Following the lead of the court in Vemiero we also find that due process requires the prosecution to prove the facts by clear and convincing evidence, rather than merely by a preponderance of the evidence. As the Third Circuit stated:
Because ‘the possible injury to the individual [registrant] is significantly greater then any possible harm to the state,’ the registrant, consistent with due process, cannot ‘be asked to share equally with society the risk of error. [Addington v. Texas, 441 U.S. 418, 99 S.Ct. 1804, 60 L.Ed.2d 323 (1979) ] 441 U.S. at 427[, 99 S.Ct. 1804]. It necessarily follows that the Due Process Clause requires that the state prove its case by clear and convincing evidence in a Megan’s Law proceeding.
Verniero, 119 F.3d at 1077.
This high standard of proof is constitutionally required where, as here, the designation of one as a “sexually violent predator” is separate and distinct from both the trial and sentencing and entails a fact-finding function.
For these reasons we conclude that the due process clause of the federal constitution is violated by the provisions of the Act which requires the offender to rebut a presumption and which do not impose upon the prosecution the burden of persuasion by clear and convincing evidence. As a consequence, we strike as unconstitutional § 9794 of Title 42 and all remaining sections of the Act which refer to the designation of a “sexually violent predator.” Accordingly, we reverse Appellant’s conviction for endangering the welfare of children and we vacate the judgment of sentence on Appellant’s remaining convictions and remand for resentencing absent application of the provisions of the Act.
McEWEN, President Judge, files a concurring statement.
FORD ELLIOTT and JOYCE, JJ., file concurring and dissenting opinions.
ORIE MELVIN, J., files a concurring opinion.
. Appellant makes no challenge in this appeal to his classification as a "high risk dangerous offender” or to the mandatory sentencing provisions applicable to this classification, therefore such matters will not be considered in this appeal.

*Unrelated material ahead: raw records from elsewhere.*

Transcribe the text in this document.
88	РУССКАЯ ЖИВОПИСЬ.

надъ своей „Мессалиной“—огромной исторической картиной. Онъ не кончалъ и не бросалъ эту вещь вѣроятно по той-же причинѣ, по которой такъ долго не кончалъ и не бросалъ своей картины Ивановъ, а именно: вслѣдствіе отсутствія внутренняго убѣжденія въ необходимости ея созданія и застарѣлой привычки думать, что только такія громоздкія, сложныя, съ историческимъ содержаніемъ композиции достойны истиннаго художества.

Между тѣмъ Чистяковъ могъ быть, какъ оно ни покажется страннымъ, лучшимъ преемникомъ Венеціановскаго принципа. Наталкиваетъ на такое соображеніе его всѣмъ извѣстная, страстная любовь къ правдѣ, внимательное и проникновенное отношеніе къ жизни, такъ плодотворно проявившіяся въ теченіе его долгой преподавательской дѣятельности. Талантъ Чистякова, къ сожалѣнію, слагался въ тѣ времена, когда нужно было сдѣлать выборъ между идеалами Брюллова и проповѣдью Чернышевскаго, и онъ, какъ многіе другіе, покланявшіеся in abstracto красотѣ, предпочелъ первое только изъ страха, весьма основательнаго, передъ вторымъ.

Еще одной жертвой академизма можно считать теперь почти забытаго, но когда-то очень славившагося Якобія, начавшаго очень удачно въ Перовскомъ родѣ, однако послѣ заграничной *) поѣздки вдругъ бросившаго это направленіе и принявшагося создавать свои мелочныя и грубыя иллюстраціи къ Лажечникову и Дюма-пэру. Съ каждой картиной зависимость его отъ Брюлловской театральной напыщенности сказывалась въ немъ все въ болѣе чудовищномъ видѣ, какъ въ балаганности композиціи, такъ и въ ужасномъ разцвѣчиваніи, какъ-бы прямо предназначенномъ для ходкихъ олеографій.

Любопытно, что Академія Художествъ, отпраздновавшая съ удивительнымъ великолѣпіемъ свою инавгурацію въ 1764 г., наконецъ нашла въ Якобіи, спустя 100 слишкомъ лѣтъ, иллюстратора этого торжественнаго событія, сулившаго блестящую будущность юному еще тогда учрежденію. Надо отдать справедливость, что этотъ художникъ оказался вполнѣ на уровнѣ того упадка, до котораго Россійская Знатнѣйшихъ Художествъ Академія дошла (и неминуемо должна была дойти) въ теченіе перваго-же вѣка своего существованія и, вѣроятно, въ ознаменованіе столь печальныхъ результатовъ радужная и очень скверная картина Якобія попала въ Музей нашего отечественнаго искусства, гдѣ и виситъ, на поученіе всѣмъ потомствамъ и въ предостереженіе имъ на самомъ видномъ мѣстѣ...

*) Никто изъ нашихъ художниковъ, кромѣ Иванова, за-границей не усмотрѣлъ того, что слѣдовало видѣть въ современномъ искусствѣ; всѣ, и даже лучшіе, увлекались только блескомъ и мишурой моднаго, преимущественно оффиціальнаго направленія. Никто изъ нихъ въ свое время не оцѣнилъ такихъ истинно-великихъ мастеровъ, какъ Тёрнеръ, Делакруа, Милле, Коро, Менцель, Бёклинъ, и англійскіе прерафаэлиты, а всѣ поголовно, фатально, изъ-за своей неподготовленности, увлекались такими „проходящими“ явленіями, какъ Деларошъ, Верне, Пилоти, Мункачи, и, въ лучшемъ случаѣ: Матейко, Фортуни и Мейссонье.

. Appellant lists the following constitutional challenges: 1.) whether the adjudication and notification requirements of the Act violate the double jeopardy clauses of the Pennsylvania and United States Constitution; 2.) whether the Act violates substantive due process; 3.) whether the sexually violent predator provisions are unconstitutionally vague; 4.) whether the sexually violent predator provisions subject defendants to cruel and unusual punishment prohibited by the state and federal constitutions; 5.) whether the Act violates procedural due process because it fails to afford the defendant any opportunity to be heard and because it imposes the burden of persuasion on the defendant; and 6.) whether the notification requirements of the Act violate state and federal rights to privacy.